Images of their son, a freelance photographer who was executed by the Islamic State in August in a widely circulated video, are being used in numerous political ads to attack Democratic candidates on national security issues.
John and Diane Foley spoke out after one commercial in their home state of New Hampshire used footage of their son taken from the IS video to call Sen. Jeanne Shaheen weak on foreign policy.
Take a look:
"I think it's deplorable and I think there should be an apology," John Foley told New England Cable News. Diane added, "It makes me very sad that people would use the brutality of our son's death for their own political purposes."

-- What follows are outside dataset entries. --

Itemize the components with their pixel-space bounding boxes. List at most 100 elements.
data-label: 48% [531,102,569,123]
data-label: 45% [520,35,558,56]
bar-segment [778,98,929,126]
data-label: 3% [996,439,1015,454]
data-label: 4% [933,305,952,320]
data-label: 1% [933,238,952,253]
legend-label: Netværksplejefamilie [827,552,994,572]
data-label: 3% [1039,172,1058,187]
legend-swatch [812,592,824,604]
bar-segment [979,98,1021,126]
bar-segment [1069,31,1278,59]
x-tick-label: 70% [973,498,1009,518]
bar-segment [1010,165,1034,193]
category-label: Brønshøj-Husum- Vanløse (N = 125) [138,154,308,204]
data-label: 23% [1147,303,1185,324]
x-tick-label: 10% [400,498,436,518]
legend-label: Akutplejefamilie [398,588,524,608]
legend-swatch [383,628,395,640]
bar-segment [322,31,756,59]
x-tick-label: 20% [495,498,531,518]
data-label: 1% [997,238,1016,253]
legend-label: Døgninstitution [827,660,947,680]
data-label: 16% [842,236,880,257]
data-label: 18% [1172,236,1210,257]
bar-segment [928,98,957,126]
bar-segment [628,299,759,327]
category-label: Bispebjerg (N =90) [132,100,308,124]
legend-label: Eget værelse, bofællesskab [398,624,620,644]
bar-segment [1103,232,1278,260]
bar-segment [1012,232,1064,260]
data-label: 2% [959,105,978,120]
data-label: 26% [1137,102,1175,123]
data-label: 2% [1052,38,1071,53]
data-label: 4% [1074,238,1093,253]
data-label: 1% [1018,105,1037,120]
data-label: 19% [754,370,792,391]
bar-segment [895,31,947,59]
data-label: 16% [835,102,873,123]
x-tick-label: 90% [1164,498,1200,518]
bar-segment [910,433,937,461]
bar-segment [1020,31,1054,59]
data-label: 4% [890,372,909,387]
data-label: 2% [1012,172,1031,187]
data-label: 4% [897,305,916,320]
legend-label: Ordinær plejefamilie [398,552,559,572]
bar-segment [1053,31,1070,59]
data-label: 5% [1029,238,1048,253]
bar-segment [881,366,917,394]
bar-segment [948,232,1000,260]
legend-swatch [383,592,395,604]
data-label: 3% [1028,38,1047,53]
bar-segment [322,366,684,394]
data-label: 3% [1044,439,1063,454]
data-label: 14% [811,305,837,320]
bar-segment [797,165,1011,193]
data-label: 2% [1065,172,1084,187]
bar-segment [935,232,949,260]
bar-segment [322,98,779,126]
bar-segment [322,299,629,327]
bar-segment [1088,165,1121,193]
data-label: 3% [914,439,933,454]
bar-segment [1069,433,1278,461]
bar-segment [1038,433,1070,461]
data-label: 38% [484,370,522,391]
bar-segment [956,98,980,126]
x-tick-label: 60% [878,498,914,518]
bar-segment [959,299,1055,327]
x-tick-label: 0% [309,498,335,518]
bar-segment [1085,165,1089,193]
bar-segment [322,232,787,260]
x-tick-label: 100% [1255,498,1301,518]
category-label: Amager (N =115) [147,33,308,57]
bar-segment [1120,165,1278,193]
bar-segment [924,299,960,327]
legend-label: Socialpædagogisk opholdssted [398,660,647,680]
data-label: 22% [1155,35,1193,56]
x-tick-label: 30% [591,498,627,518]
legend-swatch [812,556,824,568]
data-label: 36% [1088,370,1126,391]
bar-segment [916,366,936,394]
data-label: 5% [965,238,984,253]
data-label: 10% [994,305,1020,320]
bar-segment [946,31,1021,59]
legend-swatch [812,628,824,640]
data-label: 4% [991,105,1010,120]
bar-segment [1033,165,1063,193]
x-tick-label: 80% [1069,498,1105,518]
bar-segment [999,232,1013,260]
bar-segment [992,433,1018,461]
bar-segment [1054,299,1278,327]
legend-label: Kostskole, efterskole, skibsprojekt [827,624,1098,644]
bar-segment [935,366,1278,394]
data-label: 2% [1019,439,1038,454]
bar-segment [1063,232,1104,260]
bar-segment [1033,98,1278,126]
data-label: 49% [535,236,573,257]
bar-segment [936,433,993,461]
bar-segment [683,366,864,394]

The ads in question come from Secure America Now, a conservative political action committee airing similar commercials in congressional races across the country. A spokesman for the group told NECN that there was no need for an apology, saying, "The image has appeared around the world millions of times. ...We meant no harm, we just took an image that is in public domain and used it."
A few individual candidates have used images from IS videos in their ad campaigns as well. Republican Wendy Rogers of Arizona, running for a U.S. House seat, used an image of Foley kneeling next to a masked IS militant with the words "Terrorist threats are growing" superimposed. Allen Weh, a Senate candidate from New Mexico, ran a similar ad.
The reasoning: In an election cycle that seemed like it would be completely focused on domestic issues like health care and the economy, the threat of IS (and, apparently, Ebola) as well as the subsequent U.S. military response have made foreign policy a much bigger issue.
In the minds of some candidates and committees, it seems, the best way to drive home the threat posed by this group is to visually remind voters of an American who was killed. But as Foley's parents protest, it's a cheap tactic with little regard for the effect such an ad can have on those who know any of IS's victims.
Secure America Now says they "meant no harm." But that's up to Foley's parents to decide.